½ cup chopped pecans

3 eggs beaten

½ cup milk

1 tablespoon vanilla

1 unbaked 9-inch pie shell

Combine dry ingredients and chopped pecans. Combine eggs, milk and vanilla; stir into dry ingredients, and mix well. Pour into pie shell. Place on cookie sheet. Bake at 350 degrees for 45 to 50 minutes or until pie is set.

Frozen Fruit Salad (Susan Sprague)

3 eggs

1 tablespoon sugar

1 tablespoon vinegar

½ pound marshmallows

½ pound nuts

1 large can sliced pineapple, cut and drained

1 pint cream, whipped

Book together eggs, sugar and vinegar until thick. Add marshmallows to the cooked dressing so they will partially melt. When dressing is cool, add rest of ingredients along with any other fruit desired. Freeze.

**Poor Man Cookies (Charlotte Hoener)

1 cup sugar

1 cup water

½ cup butter

1 cup raisins

2 cups flour

½ teaspoon baking soda

½ teaspoon cinnamon

½ teaspoon allspice

Dash salt

Simmer sugar, water, butter and raisins for 10 to 15 minutes; let cool. Add flour, baking soda, cinnamon, allspice and salt. Spread on a cookie sheet. Bake at 350 degrees. Ice while warm.

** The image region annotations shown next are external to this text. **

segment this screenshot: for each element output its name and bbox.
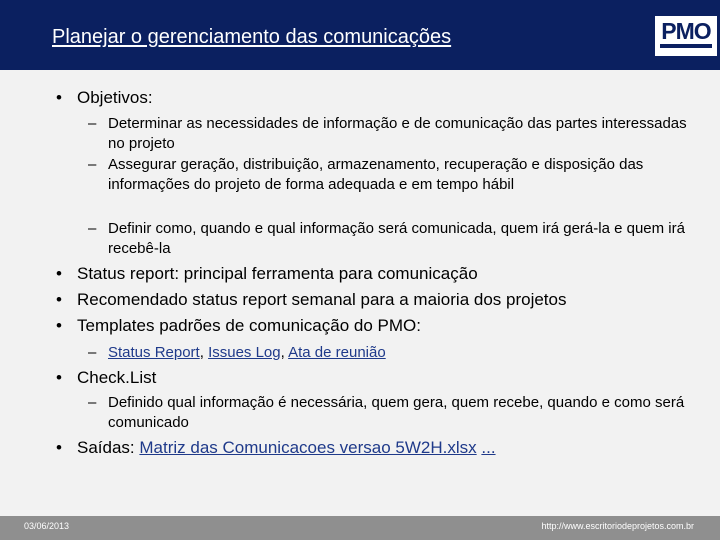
matriz-comunicacoes-link[interactable]: Matriz das Comunicacoes versao 5W2H.xlsx <box>139 438 477 457</box>
slide-footer <box>0 516 720 540</box>
objetivo-item-1 <box>88 114 698 154</box>
objetivo-text-3: Definir como, quando e qual informação será comunicada, quem irá gerá-la e quem irá recebê-la <box>108 220 685 257</box>
pmo-logo-underline <box>660 44 712 48</box>
templates-links-item <box>88 343 698 363</box>
link-separator: , <box>280 344 289 361</box>
checklist-item <box>88 393 698 433</box>
saidas-line <box>77 438 496 458</box>
saidas-more-link[interactable]: ... <box>481 438 496 457</box>
bullet-marker: • <box>56 264 62 283</box>
dash-marker: – <box>88 220 97 237</box>
pmo-logo <box>655 16 717 56</box>
objetivo-text-2: Assegurar geração, distribuição, armazenamento, recuperação e disposição das informações do projeto de forma adequada e em tempo hábil <box>108 156 644 193</box>
slide-content <box>0 70 720 516</box>
slide-title: Planejar o gerenciamento das comunicações <box>52 26 452 48</box>
dash-marker: – <box>88 344 97 361</box>
slide-header <box>0 0 720 70</box>
bullet-marker: • <box>56 88 62 107</box>
issues-log-link[interactable]: Issues Log <box>208 344 281 361</box>
link-separator: , <box>199 344 209 361</box>
bullet-marker: • <box>56 316 62 335</box>
pmo-logo-text: PMO <box>661 18 711 44</box>
objetivos-label: Objetivos: <box>77 88 153 107</box>
objetivo-text-1: Determinar as necessidades de informação e de comunicação das partes interessadas no projeto <box>108 115 687 152</box>
bullet-marker: • <box>56 438 62 457</box>
templates-label: Templates padrões de comunicação do PMO: <box>77 316 421 335</box>
checklist-text: Definido qual informação é necessária, quem gera, quem recebe, quando e como será comunicado <box>108 394 685 431</box>
dash-marker: – <box>88 156 97 173</box>
ata-de-reuniao-link[interactable]: Ata de reunião <box>288 344 386 361</box>
checklist-label: Check.List <box>77 368 157 387</box>
recomendado-text: Recomendado status report semanal para a maioria dos projetos <box>77 290 567 309</box>
footer-date: 03/06/2013 <box>24 521 70 531</box>
objetivo-item-3 <box>88 219 698 259</box>
templates-links <box>108 343 698 363</box>
bullet-marker: • <box>56 290 62 309</box>
objetivo-item-2 <box>88 155 698 195</box>
status-report-text: Status report: principal ferramenta para comunicação <box>77 264 478 283</box>
saidas-label: Saídas: <box>77 438 140 457</box>
footer-url: http://www.escritoriodeprojetos.com.br <box>541 521 694 531</box>
dash-marker: – <box>88 394 97 411</box>
bullet-marker: • <box>56 368 62 387</box>
dash-marker: – <box>88 115 97 132</box>
status-report-link[interactable]: Status Report <box>108 344 200 361</box>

Macaroon Salad (Pam Shaffer)

1 cup sugar

2 tablespoons flour

¼ teaspoon baking powder

½ teaspoon salt

½ cup coconut

½ cup Quaker Oats

½ teaspoon vanilla

1 beaten egg

½ cup margarine

Melt and cool margarine. Mix dry ingredients. Add egg, margarine and vanilla. Bake in a greased and floured 9x13-inch pan at 350 degrees for 20 minutes. Thinly layer crumbs, sliced bananas and Cool Whip in a salad bowl; repeat layers.